Comparative Analysis of Different Efficient Fine Tuning Methods of Large Language Models (LLMs) in Low-Resource Setting

Krishna Prasad Varadarajan Srinivasan, Prasanth Gumpena, Madhusudhana Yattapu, Vishal H. Brahmbhatt

In the domain of large language models (LLMs), arXiv:2305.16938 showed that few-shot full-model fine-tuning -- namely Vanilla Fine Tuning (FT) and Pattern-Based Fine Tuning (PBFT) --, and In-Context Learning (ICL) generalize similarly on Out-Of-Domain (OOD) datasets, but vary in terms of task adaptation.
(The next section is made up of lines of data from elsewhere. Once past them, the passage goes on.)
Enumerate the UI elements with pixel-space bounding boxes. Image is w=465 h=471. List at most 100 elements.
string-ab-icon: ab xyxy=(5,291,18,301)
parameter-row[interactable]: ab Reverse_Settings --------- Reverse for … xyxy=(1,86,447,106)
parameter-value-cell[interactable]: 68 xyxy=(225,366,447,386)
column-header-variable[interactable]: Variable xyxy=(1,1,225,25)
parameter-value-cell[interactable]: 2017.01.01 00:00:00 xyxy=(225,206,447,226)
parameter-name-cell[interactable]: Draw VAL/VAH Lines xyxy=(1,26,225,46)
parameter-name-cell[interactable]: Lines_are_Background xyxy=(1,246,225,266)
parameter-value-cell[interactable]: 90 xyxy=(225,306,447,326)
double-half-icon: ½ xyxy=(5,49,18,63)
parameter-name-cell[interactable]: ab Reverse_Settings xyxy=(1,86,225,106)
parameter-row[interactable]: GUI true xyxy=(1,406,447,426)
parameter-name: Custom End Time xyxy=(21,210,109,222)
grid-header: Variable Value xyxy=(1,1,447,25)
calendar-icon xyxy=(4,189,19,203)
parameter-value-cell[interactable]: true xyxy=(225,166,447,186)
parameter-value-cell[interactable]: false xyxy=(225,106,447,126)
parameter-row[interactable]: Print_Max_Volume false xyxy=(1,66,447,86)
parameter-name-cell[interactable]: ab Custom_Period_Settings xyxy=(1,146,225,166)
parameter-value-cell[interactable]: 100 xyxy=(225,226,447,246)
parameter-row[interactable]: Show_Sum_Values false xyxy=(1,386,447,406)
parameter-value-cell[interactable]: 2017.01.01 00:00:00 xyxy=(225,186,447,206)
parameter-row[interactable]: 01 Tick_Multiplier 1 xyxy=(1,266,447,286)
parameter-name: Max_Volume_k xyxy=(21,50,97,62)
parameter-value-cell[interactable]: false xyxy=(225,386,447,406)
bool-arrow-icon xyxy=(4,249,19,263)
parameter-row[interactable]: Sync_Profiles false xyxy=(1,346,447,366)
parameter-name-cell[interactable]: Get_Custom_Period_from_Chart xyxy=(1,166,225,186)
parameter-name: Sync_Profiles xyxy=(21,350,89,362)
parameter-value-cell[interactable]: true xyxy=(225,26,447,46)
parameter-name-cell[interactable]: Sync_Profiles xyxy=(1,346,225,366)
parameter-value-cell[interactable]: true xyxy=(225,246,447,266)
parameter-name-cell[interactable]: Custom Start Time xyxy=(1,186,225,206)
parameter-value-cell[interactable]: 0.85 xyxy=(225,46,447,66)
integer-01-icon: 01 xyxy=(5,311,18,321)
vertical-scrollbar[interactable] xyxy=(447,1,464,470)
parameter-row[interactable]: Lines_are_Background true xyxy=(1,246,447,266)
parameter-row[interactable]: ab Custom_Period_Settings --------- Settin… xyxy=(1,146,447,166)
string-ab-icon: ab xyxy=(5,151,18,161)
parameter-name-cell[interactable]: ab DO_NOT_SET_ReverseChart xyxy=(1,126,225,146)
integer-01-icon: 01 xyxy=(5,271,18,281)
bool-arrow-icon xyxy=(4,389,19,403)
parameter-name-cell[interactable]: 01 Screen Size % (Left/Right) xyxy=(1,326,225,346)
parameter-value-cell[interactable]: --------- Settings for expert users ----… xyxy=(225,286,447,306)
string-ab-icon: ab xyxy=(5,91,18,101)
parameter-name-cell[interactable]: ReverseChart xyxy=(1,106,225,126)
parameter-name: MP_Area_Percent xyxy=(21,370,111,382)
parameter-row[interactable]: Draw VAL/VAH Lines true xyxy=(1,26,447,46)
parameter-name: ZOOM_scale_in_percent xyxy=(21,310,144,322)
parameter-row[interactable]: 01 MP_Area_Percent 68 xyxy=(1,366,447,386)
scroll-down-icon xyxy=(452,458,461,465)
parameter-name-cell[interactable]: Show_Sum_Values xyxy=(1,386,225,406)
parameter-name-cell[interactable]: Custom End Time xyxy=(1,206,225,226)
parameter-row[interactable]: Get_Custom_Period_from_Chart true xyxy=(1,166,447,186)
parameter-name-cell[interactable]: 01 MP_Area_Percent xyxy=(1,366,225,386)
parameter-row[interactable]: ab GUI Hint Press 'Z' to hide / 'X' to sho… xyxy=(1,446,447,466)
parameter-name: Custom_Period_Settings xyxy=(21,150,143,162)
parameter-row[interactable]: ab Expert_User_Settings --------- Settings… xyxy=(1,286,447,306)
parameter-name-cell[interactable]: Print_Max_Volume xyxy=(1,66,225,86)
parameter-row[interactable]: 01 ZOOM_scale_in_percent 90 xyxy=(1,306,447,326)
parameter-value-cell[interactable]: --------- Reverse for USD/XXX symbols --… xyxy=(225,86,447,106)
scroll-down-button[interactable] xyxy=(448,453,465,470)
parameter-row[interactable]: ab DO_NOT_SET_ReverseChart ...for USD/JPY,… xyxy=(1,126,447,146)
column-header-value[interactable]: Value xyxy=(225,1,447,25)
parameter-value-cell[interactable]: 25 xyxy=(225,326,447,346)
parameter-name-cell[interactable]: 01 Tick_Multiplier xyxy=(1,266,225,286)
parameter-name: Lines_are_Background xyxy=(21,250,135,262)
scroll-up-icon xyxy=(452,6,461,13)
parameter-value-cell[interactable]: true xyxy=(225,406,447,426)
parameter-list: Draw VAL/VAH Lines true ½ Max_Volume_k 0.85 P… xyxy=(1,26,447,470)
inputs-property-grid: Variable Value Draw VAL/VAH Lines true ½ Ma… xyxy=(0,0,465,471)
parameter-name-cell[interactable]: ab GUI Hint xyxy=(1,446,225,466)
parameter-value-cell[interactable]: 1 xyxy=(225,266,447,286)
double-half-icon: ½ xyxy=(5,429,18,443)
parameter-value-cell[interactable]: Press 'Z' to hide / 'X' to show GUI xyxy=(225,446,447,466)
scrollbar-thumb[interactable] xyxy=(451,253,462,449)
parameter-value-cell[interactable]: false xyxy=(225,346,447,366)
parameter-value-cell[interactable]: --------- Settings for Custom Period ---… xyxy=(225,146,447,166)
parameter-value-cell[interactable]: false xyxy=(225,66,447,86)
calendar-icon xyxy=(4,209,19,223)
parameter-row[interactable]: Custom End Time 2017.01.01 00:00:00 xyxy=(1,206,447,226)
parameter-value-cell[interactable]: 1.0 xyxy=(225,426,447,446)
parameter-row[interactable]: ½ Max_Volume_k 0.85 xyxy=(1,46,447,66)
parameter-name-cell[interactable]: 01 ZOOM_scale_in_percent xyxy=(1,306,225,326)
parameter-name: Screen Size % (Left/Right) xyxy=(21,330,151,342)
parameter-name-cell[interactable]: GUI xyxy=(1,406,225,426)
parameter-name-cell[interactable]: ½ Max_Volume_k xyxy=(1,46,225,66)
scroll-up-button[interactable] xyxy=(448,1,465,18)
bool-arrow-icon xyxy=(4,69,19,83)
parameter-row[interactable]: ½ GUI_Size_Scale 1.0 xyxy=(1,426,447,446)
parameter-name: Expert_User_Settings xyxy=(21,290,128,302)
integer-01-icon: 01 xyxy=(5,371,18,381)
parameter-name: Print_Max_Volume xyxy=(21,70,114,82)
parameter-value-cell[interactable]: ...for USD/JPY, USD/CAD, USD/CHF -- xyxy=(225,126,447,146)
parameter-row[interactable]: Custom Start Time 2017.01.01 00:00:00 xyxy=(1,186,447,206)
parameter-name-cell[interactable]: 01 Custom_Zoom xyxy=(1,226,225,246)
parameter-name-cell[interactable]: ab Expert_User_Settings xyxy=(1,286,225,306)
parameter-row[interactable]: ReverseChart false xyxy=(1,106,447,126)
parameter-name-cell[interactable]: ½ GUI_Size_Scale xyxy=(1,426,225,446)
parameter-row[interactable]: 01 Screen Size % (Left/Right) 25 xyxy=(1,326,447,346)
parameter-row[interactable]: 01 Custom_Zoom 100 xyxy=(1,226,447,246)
However, they both pose challenges, especially in term of memory requirements. In this paper, we further try to push the understanding of different fine-tuning strategies for LLM and aim to bring a myriad of these on the same pedestal for an elaborate comparison with full-model fine-tuning on two diverse datasets. To that end, we conducted a series of experiments, beginning with state-of-the-art methods like vanilla fine-tuning and Pattern-Based Fine-Tuning (PBFT) on pre-trained models across two datasets, COLA and MNLI. We then investigate adaptive fine-tuning and the efficiency of LoRA adapters in a few-shot setting. Finally, we also compare an alternative approach that has gained recent popularity -- context distillation -- with the vanilla FT and PBFT with and without few-shot setup. Our findings suggest that these alternative strategies that we explored can exhibit out-of-domain generalization comparable to that of vanilla FT and PBFT. PBFT under-performs Vanilla FT on out-of-domain (OOD) data, emphasizing the need for effective prompts. Further, our adaptive-fine tuning and LoRA experiments perform comparable or slightly worse than the standard fine-tunings as anticipated, since standard fine-tunings involve tuning the entire model. Finally, our context distillation experiments out-perform the standard fine-tuning methods. These findings underscore that eventually the choice of an appropriate fine-tuning method depends on the available resources (memory, compute, data) and task adaptability.